Le Vieil homme et la mer – Thierry Murat

Sa peau, ses cheveux, ses souvenirs tout chez lui était vieux. Sauf son regard, qui brillait encore comme un soleil rasant sur la crête.

Un été. Une fille dans le train qui file vers Paris. Le Vieil homme et la mer d’Hemingway comme compagnon de voyage. Quelques mois plus tard, le hasard des calendriers place son adaptation BD sur les étagères de ma librairie préférée. Un bel écho à ma première lecture qui n’en devenait que plus belle puisque signée Thierry Murat. ( Au Vent mauvais…)

Un enfant murmure à l’oreille d’un barbu une histoire d’amour singulière. Celle d’un homme qui aimait passionnément la mer

Oh tu sais, à mon âge ça fait longtemps qu’on ne rêve plus de ceux qu’on aime.

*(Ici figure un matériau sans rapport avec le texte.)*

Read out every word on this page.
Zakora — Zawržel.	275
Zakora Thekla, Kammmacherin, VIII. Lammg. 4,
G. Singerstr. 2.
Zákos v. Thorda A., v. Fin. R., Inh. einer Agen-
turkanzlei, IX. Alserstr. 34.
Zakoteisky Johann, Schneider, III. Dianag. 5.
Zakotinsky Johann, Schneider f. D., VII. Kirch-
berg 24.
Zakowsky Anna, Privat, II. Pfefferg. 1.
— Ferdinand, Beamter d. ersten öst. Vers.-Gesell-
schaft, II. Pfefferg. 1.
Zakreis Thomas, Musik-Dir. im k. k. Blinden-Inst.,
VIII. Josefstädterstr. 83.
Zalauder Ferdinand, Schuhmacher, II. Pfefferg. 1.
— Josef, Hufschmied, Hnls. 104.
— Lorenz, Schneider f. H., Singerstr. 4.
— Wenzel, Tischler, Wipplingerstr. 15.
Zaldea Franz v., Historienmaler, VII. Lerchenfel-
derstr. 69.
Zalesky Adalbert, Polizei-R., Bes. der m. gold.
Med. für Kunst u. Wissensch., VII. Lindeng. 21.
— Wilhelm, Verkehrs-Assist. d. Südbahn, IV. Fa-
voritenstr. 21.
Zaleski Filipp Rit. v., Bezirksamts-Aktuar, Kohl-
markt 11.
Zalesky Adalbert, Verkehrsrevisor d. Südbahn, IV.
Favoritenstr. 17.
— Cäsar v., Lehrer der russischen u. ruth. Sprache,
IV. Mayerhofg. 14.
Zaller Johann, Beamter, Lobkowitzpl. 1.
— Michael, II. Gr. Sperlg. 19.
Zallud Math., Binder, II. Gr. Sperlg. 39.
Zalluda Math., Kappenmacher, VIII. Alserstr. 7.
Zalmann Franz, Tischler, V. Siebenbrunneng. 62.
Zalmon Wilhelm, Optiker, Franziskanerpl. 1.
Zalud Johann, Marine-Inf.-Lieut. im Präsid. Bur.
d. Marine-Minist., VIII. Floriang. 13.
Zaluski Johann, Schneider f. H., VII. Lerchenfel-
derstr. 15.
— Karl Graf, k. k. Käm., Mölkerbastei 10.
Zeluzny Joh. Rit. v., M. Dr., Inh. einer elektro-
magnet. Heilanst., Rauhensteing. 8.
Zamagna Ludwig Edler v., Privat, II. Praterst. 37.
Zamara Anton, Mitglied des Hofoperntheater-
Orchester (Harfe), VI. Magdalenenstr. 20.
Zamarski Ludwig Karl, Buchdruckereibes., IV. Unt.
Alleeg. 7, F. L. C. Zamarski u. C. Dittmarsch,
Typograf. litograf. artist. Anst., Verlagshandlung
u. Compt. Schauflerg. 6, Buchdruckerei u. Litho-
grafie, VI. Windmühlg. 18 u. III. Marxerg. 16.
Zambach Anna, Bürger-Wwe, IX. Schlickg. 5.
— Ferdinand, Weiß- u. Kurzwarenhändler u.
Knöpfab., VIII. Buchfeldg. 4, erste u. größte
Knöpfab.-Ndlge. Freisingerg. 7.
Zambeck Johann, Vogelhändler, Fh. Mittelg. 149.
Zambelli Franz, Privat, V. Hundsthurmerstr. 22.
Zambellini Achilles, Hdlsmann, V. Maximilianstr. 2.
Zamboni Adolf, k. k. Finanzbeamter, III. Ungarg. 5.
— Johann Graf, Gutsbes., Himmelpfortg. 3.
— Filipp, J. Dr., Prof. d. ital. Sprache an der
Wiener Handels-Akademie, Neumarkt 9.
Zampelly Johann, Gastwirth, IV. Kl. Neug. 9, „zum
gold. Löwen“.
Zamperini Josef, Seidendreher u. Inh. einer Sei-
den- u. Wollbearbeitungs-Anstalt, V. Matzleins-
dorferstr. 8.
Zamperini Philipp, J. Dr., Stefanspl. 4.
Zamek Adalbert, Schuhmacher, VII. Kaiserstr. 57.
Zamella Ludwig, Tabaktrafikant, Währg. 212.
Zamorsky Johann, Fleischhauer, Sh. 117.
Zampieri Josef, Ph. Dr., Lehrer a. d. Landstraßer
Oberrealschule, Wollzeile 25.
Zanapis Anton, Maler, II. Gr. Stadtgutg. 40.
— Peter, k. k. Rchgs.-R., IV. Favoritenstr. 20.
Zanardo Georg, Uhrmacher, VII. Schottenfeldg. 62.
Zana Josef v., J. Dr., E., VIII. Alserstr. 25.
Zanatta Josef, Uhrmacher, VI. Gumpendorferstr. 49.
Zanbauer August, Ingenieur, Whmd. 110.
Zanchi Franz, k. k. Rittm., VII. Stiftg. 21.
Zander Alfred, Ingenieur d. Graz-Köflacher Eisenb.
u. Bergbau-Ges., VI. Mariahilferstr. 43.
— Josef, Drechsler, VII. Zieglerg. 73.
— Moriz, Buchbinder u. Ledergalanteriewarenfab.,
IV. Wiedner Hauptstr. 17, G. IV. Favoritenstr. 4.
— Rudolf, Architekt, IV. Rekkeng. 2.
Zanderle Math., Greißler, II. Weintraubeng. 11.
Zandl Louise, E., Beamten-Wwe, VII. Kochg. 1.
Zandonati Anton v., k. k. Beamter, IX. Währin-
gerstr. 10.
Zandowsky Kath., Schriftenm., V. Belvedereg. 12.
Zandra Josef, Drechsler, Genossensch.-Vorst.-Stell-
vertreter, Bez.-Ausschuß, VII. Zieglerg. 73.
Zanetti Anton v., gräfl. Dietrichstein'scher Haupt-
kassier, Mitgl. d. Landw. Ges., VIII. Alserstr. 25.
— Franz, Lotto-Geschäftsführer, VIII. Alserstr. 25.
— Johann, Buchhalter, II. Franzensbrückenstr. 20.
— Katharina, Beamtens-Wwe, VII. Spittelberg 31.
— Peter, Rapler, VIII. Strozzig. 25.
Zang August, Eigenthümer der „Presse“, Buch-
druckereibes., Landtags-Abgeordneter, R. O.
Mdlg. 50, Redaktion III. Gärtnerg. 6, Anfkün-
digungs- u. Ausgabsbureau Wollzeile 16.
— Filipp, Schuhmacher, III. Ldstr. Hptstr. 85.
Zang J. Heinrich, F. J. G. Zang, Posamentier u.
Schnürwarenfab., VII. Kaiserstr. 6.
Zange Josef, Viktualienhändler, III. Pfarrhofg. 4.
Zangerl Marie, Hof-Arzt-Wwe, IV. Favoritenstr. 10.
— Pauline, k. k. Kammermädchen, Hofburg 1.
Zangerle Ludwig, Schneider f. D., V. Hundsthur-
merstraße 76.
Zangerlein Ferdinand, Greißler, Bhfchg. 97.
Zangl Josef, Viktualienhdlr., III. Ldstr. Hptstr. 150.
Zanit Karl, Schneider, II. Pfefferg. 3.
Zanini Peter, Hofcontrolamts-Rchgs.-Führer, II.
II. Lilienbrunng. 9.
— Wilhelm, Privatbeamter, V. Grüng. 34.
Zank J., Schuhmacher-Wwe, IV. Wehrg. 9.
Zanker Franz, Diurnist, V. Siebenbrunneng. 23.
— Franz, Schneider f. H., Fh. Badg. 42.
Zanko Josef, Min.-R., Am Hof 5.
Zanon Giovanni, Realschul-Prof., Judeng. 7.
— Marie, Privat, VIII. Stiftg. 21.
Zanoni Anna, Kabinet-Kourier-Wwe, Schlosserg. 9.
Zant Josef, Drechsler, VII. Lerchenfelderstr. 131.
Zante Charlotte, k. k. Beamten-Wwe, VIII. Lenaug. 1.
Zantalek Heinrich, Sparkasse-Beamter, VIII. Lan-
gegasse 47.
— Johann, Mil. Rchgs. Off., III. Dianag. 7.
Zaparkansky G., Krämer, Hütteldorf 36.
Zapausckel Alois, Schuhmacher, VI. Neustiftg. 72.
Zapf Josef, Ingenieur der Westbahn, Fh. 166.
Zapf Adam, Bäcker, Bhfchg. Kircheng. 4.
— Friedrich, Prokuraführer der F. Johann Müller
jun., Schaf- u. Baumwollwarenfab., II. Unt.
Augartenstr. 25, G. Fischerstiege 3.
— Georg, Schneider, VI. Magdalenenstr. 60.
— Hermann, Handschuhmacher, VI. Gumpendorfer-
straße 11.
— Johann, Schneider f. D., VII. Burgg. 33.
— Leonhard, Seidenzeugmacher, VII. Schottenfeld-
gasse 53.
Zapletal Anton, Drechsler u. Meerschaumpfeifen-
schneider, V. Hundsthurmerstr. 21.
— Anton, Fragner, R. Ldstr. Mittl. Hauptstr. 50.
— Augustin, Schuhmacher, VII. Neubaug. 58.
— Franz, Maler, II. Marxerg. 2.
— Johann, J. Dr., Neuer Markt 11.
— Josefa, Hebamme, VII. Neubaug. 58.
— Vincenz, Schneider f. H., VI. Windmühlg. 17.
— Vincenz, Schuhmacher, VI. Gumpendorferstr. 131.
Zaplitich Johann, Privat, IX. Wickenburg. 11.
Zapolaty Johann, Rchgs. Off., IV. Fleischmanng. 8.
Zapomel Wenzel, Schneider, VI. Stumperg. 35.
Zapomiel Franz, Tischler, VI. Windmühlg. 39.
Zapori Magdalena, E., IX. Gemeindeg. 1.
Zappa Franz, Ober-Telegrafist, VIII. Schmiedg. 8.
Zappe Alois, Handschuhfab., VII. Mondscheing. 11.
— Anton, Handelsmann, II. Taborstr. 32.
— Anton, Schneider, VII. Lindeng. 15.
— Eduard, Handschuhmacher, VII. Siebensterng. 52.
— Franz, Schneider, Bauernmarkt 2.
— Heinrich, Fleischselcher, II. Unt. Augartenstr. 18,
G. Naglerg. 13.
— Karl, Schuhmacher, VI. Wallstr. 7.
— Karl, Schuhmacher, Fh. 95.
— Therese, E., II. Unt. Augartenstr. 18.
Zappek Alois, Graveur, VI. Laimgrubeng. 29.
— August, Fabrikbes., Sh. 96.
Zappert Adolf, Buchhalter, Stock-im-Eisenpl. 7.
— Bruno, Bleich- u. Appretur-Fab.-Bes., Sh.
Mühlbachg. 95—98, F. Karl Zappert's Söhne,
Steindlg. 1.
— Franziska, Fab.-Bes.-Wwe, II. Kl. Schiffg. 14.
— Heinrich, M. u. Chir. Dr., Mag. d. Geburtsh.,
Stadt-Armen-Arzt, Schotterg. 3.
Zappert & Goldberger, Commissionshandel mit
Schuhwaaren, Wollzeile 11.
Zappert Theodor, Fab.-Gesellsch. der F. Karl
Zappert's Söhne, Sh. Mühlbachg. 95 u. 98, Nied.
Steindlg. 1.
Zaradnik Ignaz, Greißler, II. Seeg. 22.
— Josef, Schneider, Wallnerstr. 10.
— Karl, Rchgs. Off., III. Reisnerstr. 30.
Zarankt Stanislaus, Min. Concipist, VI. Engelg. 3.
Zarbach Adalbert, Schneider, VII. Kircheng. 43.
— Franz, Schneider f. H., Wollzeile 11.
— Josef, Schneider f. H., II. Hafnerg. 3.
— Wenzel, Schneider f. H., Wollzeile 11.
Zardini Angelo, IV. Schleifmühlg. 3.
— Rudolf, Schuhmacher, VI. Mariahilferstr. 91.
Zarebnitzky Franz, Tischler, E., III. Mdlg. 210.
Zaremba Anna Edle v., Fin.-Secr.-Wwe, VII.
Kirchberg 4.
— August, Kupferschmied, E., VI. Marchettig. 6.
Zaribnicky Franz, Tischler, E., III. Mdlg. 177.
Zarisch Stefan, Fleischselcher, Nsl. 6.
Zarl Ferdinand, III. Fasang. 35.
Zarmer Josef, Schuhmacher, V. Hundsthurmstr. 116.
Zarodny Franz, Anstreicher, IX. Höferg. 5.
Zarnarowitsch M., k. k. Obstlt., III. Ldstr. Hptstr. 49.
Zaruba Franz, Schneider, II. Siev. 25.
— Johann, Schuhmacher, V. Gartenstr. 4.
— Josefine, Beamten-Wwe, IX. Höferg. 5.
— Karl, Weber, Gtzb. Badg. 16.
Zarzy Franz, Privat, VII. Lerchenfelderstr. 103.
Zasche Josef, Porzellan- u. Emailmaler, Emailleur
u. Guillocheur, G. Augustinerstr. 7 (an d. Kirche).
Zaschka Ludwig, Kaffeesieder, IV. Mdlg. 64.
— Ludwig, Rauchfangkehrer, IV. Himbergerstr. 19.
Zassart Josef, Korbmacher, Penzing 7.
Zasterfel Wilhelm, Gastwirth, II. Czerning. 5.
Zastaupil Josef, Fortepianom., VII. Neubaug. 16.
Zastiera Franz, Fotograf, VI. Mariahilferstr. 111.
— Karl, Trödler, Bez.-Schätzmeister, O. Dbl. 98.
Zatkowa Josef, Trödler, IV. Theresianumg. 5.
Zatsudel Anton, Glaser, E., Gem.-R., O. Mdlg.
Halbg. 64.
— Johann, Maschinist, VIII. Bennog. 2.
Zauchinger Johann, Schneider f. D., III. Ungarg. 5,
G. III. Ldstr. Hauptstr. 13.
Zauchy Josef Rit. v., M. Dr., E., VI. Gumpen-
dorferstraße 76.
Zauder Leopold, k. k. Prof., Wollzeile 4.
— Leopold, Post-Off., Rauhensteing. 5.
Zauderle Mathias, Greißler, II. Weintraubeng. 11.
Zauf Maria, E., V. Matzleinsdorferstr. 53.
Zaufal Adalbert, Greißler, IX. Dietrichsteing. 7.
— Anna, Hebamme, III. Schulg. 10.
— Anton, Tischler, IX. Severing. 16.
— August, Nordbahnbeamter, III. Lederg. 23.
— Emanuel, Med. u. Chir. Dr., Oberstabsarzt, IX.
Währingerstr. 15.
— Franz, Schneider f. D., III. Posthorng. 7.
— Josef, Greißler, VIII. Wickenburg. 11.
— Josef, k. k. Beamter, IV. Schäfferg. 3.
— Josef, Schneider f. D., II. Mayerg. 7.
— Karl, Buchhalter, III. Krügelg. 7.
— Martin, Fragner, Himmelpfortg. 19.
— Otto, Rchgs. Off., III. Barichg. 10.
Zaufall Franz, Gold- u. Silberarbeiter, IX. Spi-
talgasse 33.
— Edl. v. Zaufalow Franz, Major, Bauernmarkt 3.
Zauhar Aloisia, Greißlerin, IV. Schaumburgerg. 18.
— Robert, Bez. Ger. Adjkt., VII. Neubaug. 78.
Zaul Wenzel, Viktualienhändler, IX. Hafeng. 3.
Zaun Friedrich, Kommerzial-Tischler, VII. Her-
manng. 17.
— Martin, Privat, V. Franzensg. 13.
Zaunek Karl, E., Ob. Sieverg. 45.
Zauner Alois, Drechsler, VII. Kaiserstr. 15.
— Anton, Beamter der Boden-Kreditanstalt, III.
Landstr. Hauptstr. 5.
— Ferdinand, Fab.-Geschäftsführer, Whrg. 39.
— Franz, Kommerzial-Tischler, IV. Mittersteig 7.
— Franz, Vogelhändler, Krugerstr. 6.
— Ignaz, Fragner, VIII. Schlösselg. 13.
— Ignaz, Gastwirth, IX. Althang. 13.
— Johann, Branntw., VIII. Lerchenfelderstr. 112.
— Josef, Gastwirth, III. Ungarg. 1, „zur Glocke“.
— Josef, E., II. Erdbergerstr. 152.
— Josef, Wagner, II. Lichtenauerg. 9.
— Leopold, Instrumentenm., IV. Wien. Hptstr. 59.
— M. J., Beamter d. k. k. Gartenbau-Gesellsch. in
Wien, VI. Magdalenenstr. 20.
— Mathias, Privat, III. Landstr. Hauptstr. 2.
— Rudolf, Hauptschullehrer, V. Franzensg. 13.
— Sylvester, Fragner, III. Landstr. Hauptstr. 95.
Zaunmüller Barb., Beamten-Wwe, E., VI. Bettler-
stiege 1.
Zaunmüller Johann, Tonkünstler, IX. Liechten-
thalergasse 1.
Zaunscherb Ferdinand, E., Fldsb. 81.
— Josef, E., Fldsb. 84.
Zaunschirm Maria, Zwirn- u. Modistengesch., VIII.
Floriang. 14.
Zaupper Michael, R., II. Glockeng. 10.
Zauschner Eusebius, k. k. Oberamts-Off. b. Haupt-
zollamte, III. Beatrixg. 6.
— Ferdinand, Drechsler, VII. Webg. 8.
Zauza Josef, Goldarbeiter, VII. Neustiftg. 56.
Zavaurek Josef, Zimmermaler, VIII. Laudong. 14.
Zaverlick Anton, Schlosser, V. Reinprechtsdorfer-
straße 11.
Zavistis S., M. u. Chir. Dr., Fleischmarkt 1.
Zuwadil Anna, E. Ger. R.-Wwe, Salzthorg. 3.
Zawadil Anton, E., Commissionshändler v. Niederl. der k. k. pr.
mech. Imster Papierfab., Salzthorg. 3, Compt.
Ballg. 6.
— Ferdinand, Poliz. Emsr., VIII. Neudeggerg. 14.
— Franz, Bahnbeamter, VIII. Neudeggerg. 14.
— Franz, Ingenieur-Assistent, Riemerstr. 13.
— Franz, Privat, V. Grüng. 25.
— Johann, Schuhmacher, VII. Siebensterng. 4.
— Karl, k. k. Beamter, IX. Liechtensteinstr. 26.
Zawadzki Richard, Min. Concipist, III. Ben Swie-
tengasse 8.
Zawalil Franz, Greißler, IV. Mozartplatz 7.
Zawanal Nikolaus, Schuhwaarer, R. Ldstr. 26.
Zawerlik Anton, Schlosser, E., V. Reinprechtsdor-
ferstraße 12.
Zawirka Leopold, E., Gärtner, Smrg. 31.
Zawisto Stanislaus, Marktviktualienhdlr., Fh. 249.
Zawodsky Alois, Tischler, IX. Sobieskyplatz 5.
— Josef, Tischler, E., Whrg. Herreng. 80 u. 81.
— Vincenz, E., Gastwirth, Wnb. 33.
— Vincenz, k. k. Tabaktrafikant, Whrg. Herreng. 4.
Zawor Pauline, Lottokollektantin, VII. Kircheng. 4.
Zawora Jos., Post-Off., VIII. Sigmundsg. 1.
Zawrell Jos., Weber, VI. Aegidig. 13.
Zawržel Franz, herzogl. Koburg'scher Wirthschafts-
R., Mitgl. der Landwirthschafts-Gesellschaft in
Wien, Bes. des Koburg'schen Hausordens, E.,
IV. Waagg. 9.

Nul besoin des liens du sang. Il est son grand-père, celui qui lui a permis cette rencontre un peu folle avec la mer, ce rendez-vous magique avec l’océan. Le soleil fort et assommant de La Havane rougit pour mieux laisser place à la nuit. Toutes les couleurs flamboient fièrement avant de se mélanger et de se confondre. Le bleu prend alors ses quartiers nocturnes comme un petit refrain, sonnant la fin du travail, l’heure du repos mérité… Alors il court, vite. Bille en tête. Ces retrouvailles ont le goût de l’interdit. Le vieil homme l’attend. Et comme lui, il a la pêche dans le sang qui – depuis le temps qu’il valse avec les flots – doit avoir un goût de sel. Ses parents ne veulent plus qu’ils partagent ces instants-là. La pêche, c’est de l’argent et voilà bien longtemps que le vieillard n’a plus de quoi appâter les badauds. Plus de butin maritime. Sa barque rentre aussi vide que ne l’est sa bicoque de fortune.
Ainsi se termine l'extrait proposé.